You’re a recent college graduate and you work in an industry that has traditionally been male-dominated. How have you navigated that as a young professional?
When I first started I was really scared, but most of the men I work with are great. I was in the job for two weeks when a female coworker of mine commented on a mess in the office kitchen and a guy responded, “There’s a bunch of females here, you should clean it up.” At the time I thought, “I’m not gonna say anything, I don’t want to stir trouble up.” Then, at a company breakfast to mark International Women’s Day, the same guy tried to make a smart remark about women in the kitchen. I spoke up and said, “Your comments aren’t welcome here, no one wants to hear them.” Later I found out that because I said something and everyone heard it, the man was made to go to HR and apologize to staff.
What would you say to young women in the early stages of their career who fear ruffling any feathers at work? How do they find their voice and speak up even when they may feel scared to do so?
Know your value, know that you do add something very important to the company. They choose you because you have a great set of skills. Even though it’s easier said than done, don’t be afraid to use your voice and say something. Otherwise bad behavior continues to go unnoticed — and maybe they think you’re okay with it.
You recently negotiated a 20 percent salary increase. That’s impressive! How did you do it?
I was recruited by another employer, so I started assessing my value and realized I have a lot of skills that I can offer a company. I told my current employers that, with a lot of regret, I was thinking of going to another company, and that I was so grateful they gave me my first career opportunity right out of school. When the CEO found out he pulled me aside and asked me what I needed to stay, because he admired my work ethic.
How did that conversation go?
I told him I wanted more opportunity, because I felt like I wasn’t being challenged enough. He was on board with that. I was hesitant to bring up salary — and at first, they did not offer as much as I hoped they would to keep me there. Then the CEO met with the president of the company and they eventually agreed to a 20 percent increase in my salary. I thought I was going to fall over.
Wow!
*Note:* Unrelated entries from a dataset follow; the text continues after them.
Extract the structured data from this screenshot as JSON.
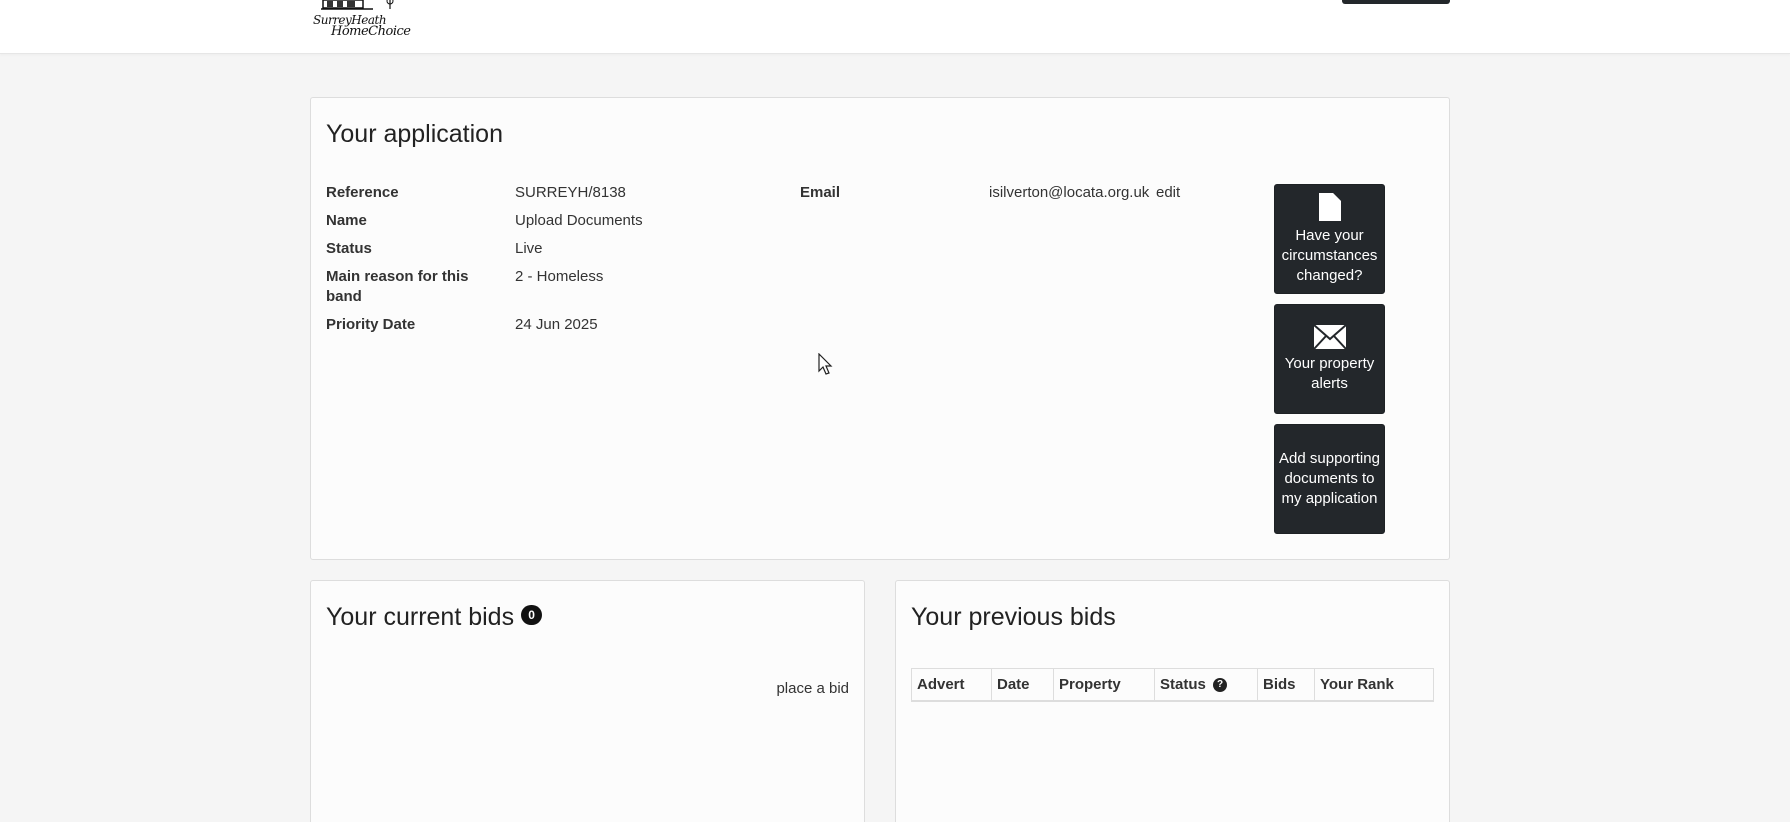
{
  "header": {
    "logo_line1": "SurreyHeath",
    "logo_line2": "HomeChoice"
  },
  "application": {
    "title": "Your application",
    "fields": {
      "reference": {
        "label": "Reference",
        "value": "SURREYH/8138"
      },
      "name": {
        "label": "Name",
        "value": "Upload Documents"
      },
      "status": {
        "label": "Status",
        "value": "Live"
      },
      "main_reason": {
        "label": "Main reason for this band",
        "value": "2 - Homeless"
      },
      "priority_date": {
        "label": "Priority Date",
        "value": "24 Jun 2025"
      },
      "email": {
        "label": "Email",
        "value": "isilverton@locata.org.uk",
        "edit_label": "edit"
      }
    },
    "actions": {
      "circumstances": {
        "label": "Have your circumstances changed?",
        "icon": "document-icon"
      },
      "alerts": {
        "label": "Your property alerts",
        "icon": "envelope-icon"
      },
      "documents": {
        "label": "Add supporting documents to my application"
      }
    }
  },
  "current_bids": {
    "title": "Your current bids",
    "count": "0",
    "place_bid_label": "place a bid"
  },
  "previous_bids": {
    "title": "Your previous bids",
    "columns": [
      "Advert",
      "Date",
      "Property",
      "Status",
      "Bids",
      "Your Rank"
    ]
  },
  "colors": {
    "button_dark": "#23272b",
    "page_background": "#f5f5f5",
    "panel_background": "#fcfcfc"
  }
}
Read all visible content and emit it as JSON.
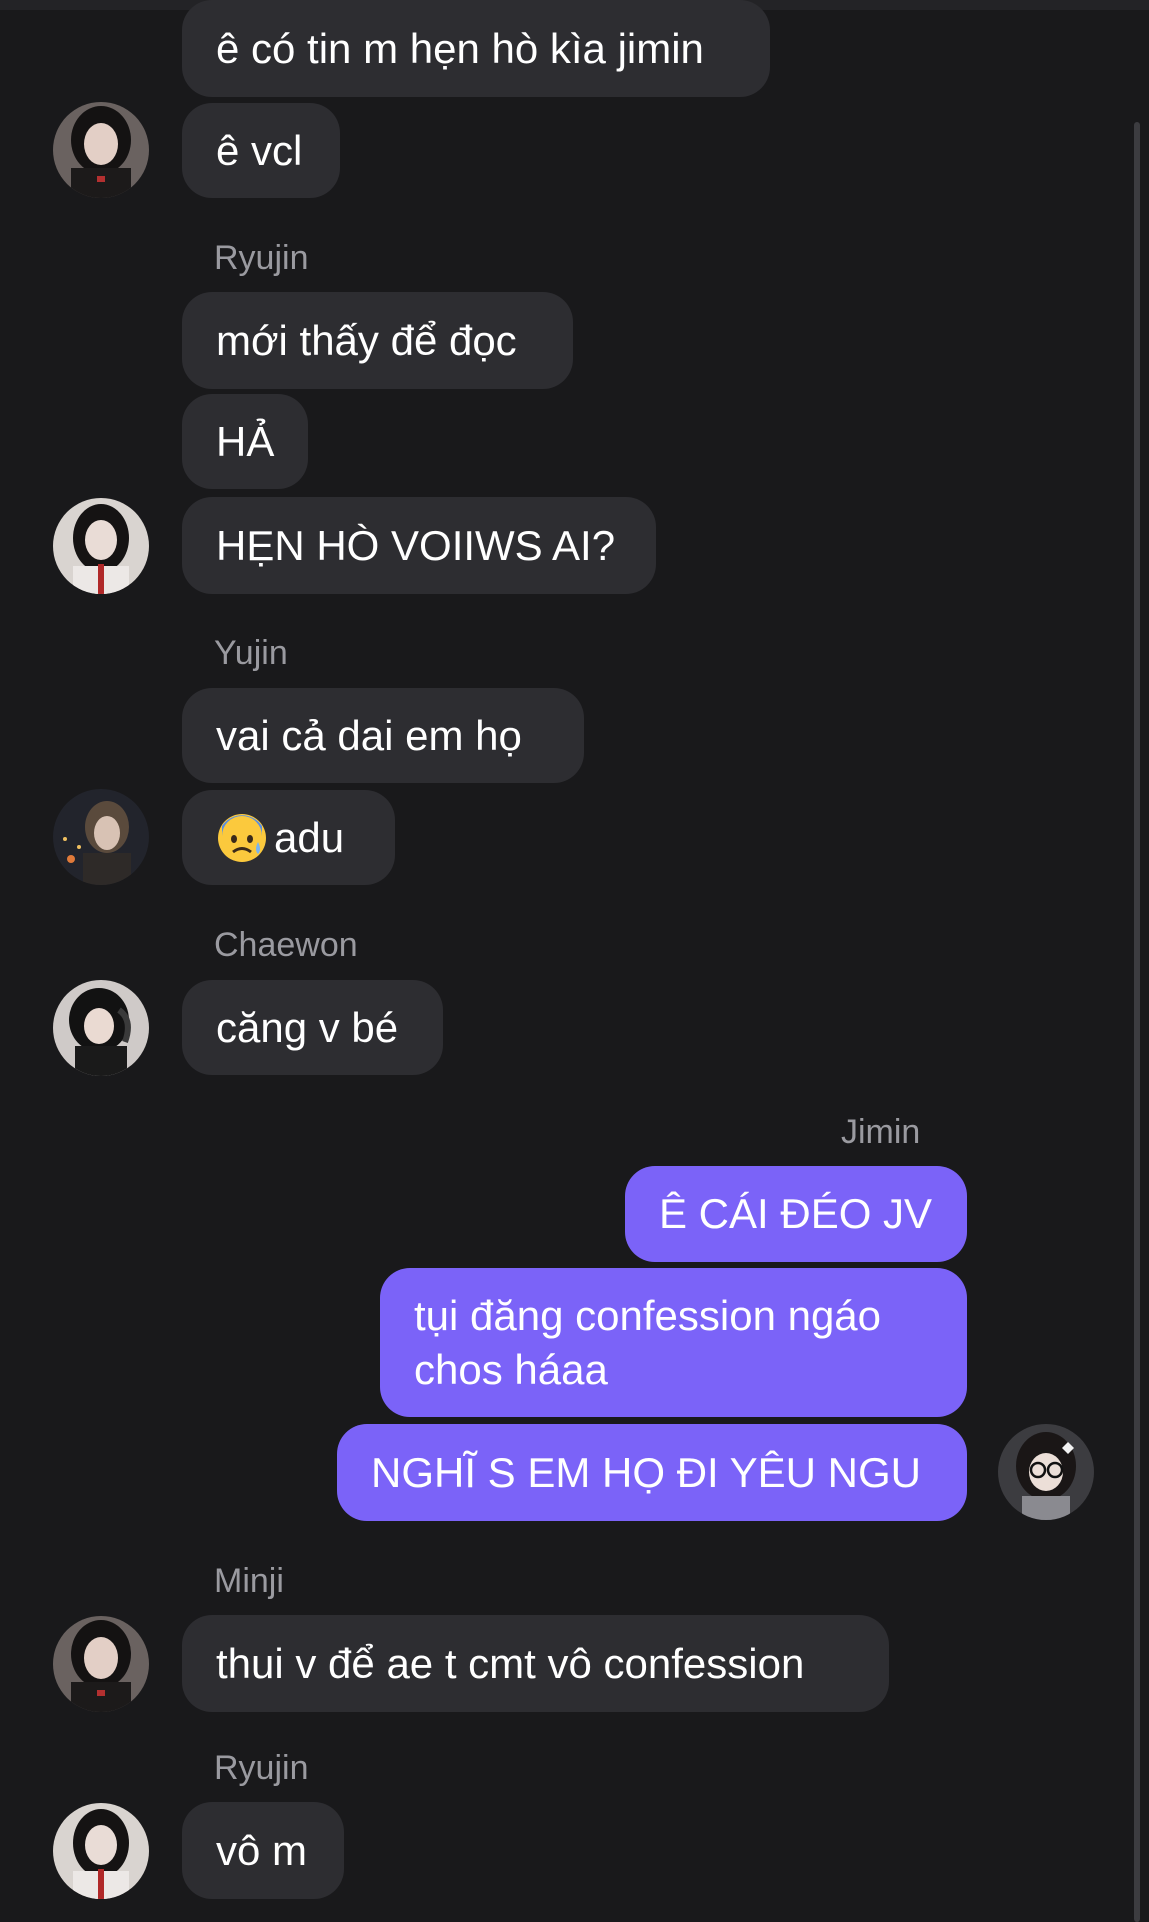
{
  "chat": {
    "m1": "ê có tin m hẹn hò kìa jimin",
    "m2": "ê vcl",
    "sender_ryujin": "Ryujin",
    "m3": "mới thấy để đọc",
    "m4": "HẢ",
    "m5": "HẸN HÒ VOIIWS AI?",
    "sender_yujin": "Yujin",
    "m6": "vai cả dai em họ",
    "m7_emoji": "😰",
    "m7": "adu",
    "sender_chaewon": "Chaewon",
    "m8": "căng v bé",
    "sender_jimin": "Jimin",
    "m9": "Ê CÁI ĐÉO JV",
    "m10": "tụi đăng confession ngáo chos háaa",
    "m11": "NGHĨ S EM HỌ ĐI YÊU NGU",
    "sender_minji": "Minji",
    "m12": "thui v để ae t cmt vô confession",
    "sender_ryujin_2": "Ryujin",
    "m13": "vô m"
  },
  "colors": {
    "background": "#19191b",
    "incoming_bubble": "#2d2d31",
    "outgoing_bubble": "#7b63f8",
    "sender_name": "#9a9aa0"
  }
}
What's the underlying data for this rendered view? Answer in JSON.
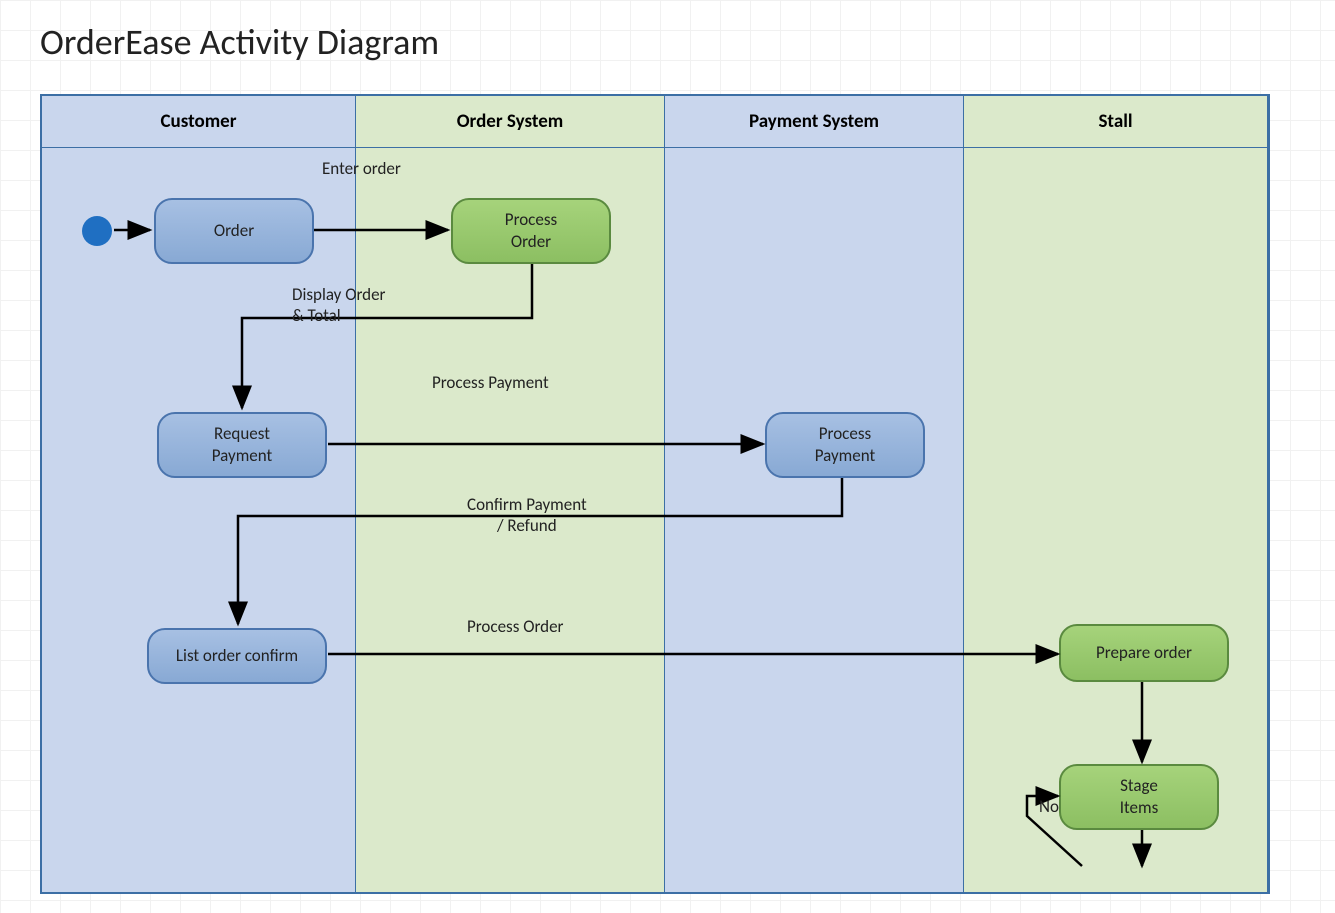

How did you prepare for that negotiation?
I had weeks of preparing with my family and friends. I asked them what they thought would be an appropriate benefit to ask for, so I was really well-versed when I went into the office. I told the CEO how important it is for me work in a female-friendly environment and sometimes I think that can be hard in the construction industry. He was happy I brought that up and said he wanted to work together with me to make the company more female friendly. It feels great to know my company supports that goal.
Is there any other advice you’d give to Millennial working women who may be reading this?
If you don’t feel safe in your environment, it’s really not worth it. It has taken me a couple years to really understand that. If I don’t feel good, if I don’t feel respected, it’s not worth my time. I can make money anywhere, but my happiness and my self-value — there’s no dollar sign on that.